Jaladabad blast
A vehicle burns at the site of a blast in Jalalabad province September 1, 2013. Reuters

A group of suicide bombers have attacked a U.S. base on the Afghanistan-Pakistan border, on Monday, triggering multiple explosions and a gun battle, an Afghan official told Associated Press, or AP.

Ahmad Zia Abdulzai, a spokesman for the governor of Afghanistan's Nangarhar province, said that a group of heavily-armed militants attacked the base in the Torkham area, which lies about 35 miles west of the Pakistani city of Peshawar.

Explosions were heard from the site and U.S. forces were engaged in a gun fight with the insurgents, AP reported, citing Abdulzai. NATO helicopters were flying over the U.S. base and there were no immediate reports of casualties, he told AP.

The Taliban claimed responsibility for the attack on the base and an organization spokesman, Zabiullah Mujahid, in an emailed statement to AP, claimed that its fighters staged the Monday morning attack and that they were successful in destroying several tanks during the attack.

NATO confirmed “a series of explosions” in the area but did not say who was behind the attack and said there were no casualties from NATO. The highway between the city of Jalalabad and Torkham, a key route for NATO supply trucks, has been closed.
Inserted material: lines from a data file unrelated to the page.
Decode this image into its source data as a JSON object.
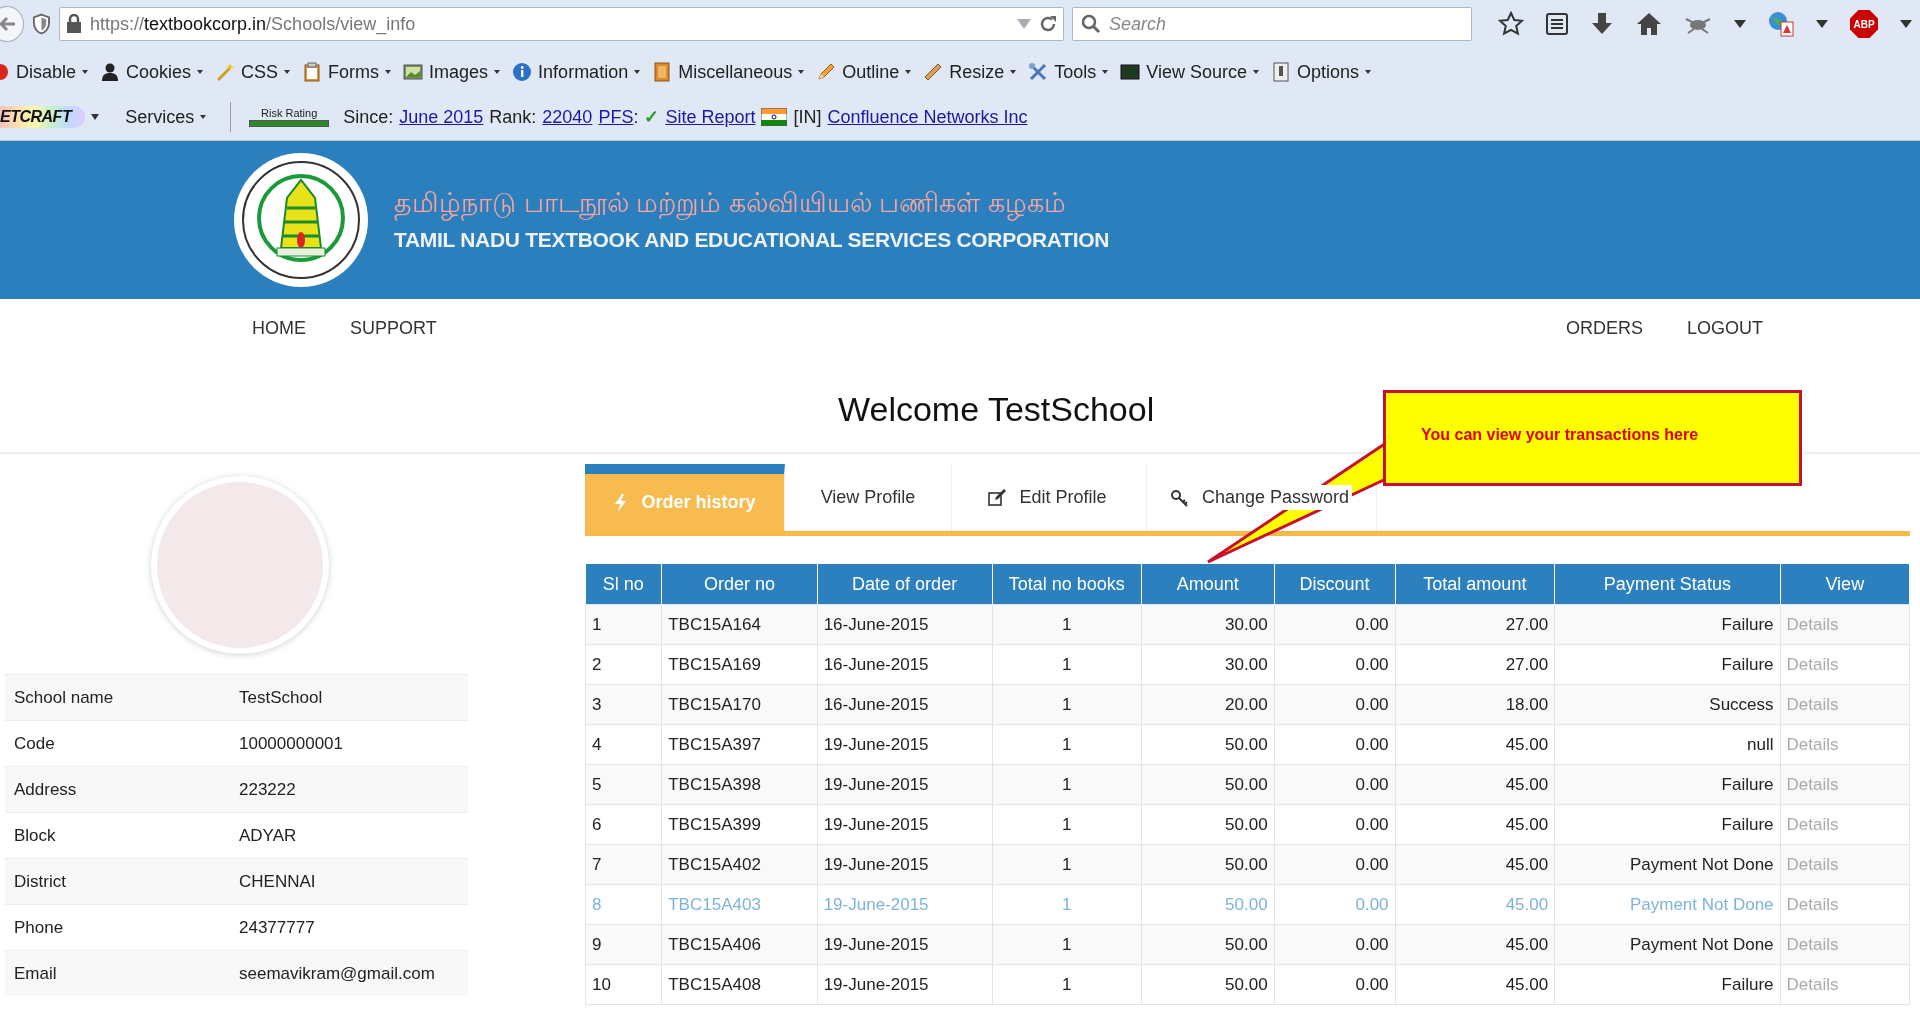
{
  "browser": {
    "url": {
      "scheme": "https://",
      "host": "textbookcorp.in",
      "path": "/Schools/view_info"
    },
    "search_placeholder": "Search",
    "abp_label": "ABP"
  },
  "devbar": [
    {
      "label": "Disable"
    },
    {
      "label": "Cookies"
    },
    {
      "label": "CSS"
    },
    {
      "label": "Forms"
    },
    {
      "label": "Images"
    },
    {
      "label": "Information"
    },
    {
      "label": "Miscellaneous"
    },
    {
      "label": "Outline"
    },
    {
      "label": "Resize"
    },
    {
      "label": "Tools"
    },
    {
      "label": "View Source"
    },
    {
      "label": "Options"
    }
  ],
  "netcraft": {
    "logo": "ETCRAFT",
    "services": "Services",
    "risk_label": "Risk Rating",
    "parts": [
      {
        "kind": "text",
        "text": "Since:"
      },
      {
        "kind": "link",
        "text": "June 2015"
      },
      {
        "kind": "text",
        "text": "Rank:"
      },
      {
        "kind": "link",
        "text": "22040"
      },
      {
        "kind": "link",
        "text": "PFS"
      },
      {
        "kind": "punct",
        "text": ":"
      },
      {
        "kind": "check",
        "text": "✓"
      },
      {
        "kind": "link",
        "text": "Site Report"
      },
      {
        "kind": "flag"
      },
      {
        "kind": "text",
        "text": "[IN]"
      },
      {
        "kind": "link",
        "text": "Confluence Networks Inc"
      }
    ]
  },
  "header": {
    "tamil_title": "தமிழ்நாடு பாடநூல் மற்றும் கல்வியியல் பணிகள் கழகம்",
    "english_title": "TAMIL NADU TEXTBOOK AND EDUCATIONAL SERVICES CORPORATION"
  },
  "nav": {
    "left": [
      "HOME",
      "SUPPORT"
    ],
    "right": [
      "ORDERS",
      "LOGOUT"
    ]
  },
  "welcome": "Welcome TestSchool",
  "profile": [
    {
      "label": "School name",
      "value": "TestSchool"
    },
    {
      "label": "Code",
      "value": "10000000001"
    },
    {
      "label": "Address",
      "value": "223222"
    },
    {
      "label": "Block",
      "value": "ADYAR"
    },
    {
      "label": "District",
      "value": "CHENNAI"
    },
    {
      "label": "Phone",
      "value": "24377777"
    },
    {
      "label": "Email",
      "value": "seemavikram@gmail.com"
    }
  ],
  "tabs": [
    {
      "label": "Order history",
      "selected": true
    },
    {
      "label": "View Profile",
      "selected": false
    },
    {
      "label": "Edit Profile",
      "selected": false
    },
    {
      "label": "Change Password",
      "selected": false
    }
  ],
  "table": {
    "columns": [
      "Sl no",
      "Order no",
      "Date of order",
      "Total no books",
      "Amount",
      "Discount",
      "Total amount",
      "Payment Status",
      "View"
    ],
    "rows": [
      {
        "cells": [
          "1",
          "TBC15A164",
          "16-June-2015",
          "1",
          "30.00",
          "0.00",
          "27.00",
          "Failure"
        ],
        "link": "Details",
        "highlighted": false
      },
      {
        "cells": [
          "2",
          "TBC15A169",
          "16-June-2015",
          "1",
          "30.00",
          "0.00",
          "27.00",
          "Failure"
        ],
        "link": "Details",
        "highlighted": false
      },
      {
        "cells": [
          "3",
          "TBC15A170",
          "16-June-2015",
          "1",
          "20.00",
          "0.00",
          "18.00",
          "Success"
        ],
        "link": "Details",
        "highlighted": false
      },
      {
        "cells": [
          "4",
          "TBC15A397",
          "19-June-2015",
          "1",
          "50.00",
          "0.00",
          "45.00",
          "null"
        ],
        "link": "Details",
        "highlighted": false
      },
      {
        "cells": [
          "5",
          "TBC15A398",
          "19-June-2015",
          "1",
          "50.00",
          "0.00",
          "45.00",
          "Failure"
        ],
        "link": "Details",
        "highlighted": false
      },
      {
        "cells": [
          "6",
          "TBC15A399",
          "19-June-2015",
          "1",
          "50.00",
          "0.00",
          "45.00",
          "Failure"
        ],
        "link": "Details",
        "highlighted": false
      },
      {
        "cells": [
          "7",
          "TBC15A402",
          "19-June-2015",
          "1",
          "50.00",
          "0.00",
          "45.00",
          "Payment Not Done"
        ],
        "link": "Details",
        "highlighted": false
      },
      {
        "cells": [
          "8",
          "TBC15A403",
          "19-June-2015",
          "1",
          "50.00",
          "0.00",
          "45.00",
          "Payment Not Done"
        ],
        "link": "Details",
        "highlighted": true
      },
      {
        "cells": [
          "9",
          "TBC15A406",
          "19-June-2015",
          "1",
          "50.00",
          "0.00",
          "45.00",
          "Payment Not Done"
        ],
        "link": "Details",
        "highlighted": false
      },
      {
        "cells": [
          "10",
          "TBC15A408",
          "19-June-2015",
          "1",
          "50.00",
          "0.00",
          "45.00",
          "Failure"
        ],
        "link": "Details",
        "highlighted": false
      }
    ]
  },
  "callout": "You can view your transactions here"
}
Militants from both Pakistan and Afghanistan have targeted the supply route in the past. Taliban and other insurgent groups in Afghanistan have escalated their attacks in recent months, as foreign troops have reduced their presence in the country ahead of their planned withdrawal by the end of 2014.

On Sunday, local residents had found bullet-ridden bodies of seven Afghan soldiers in Andar district of Ghazni province, in eastern Afghanistan. The slain soldiers hailed from the country's northern provinces and were abducted by militants at different times, Dawn, a Pakistani newspaper, reported.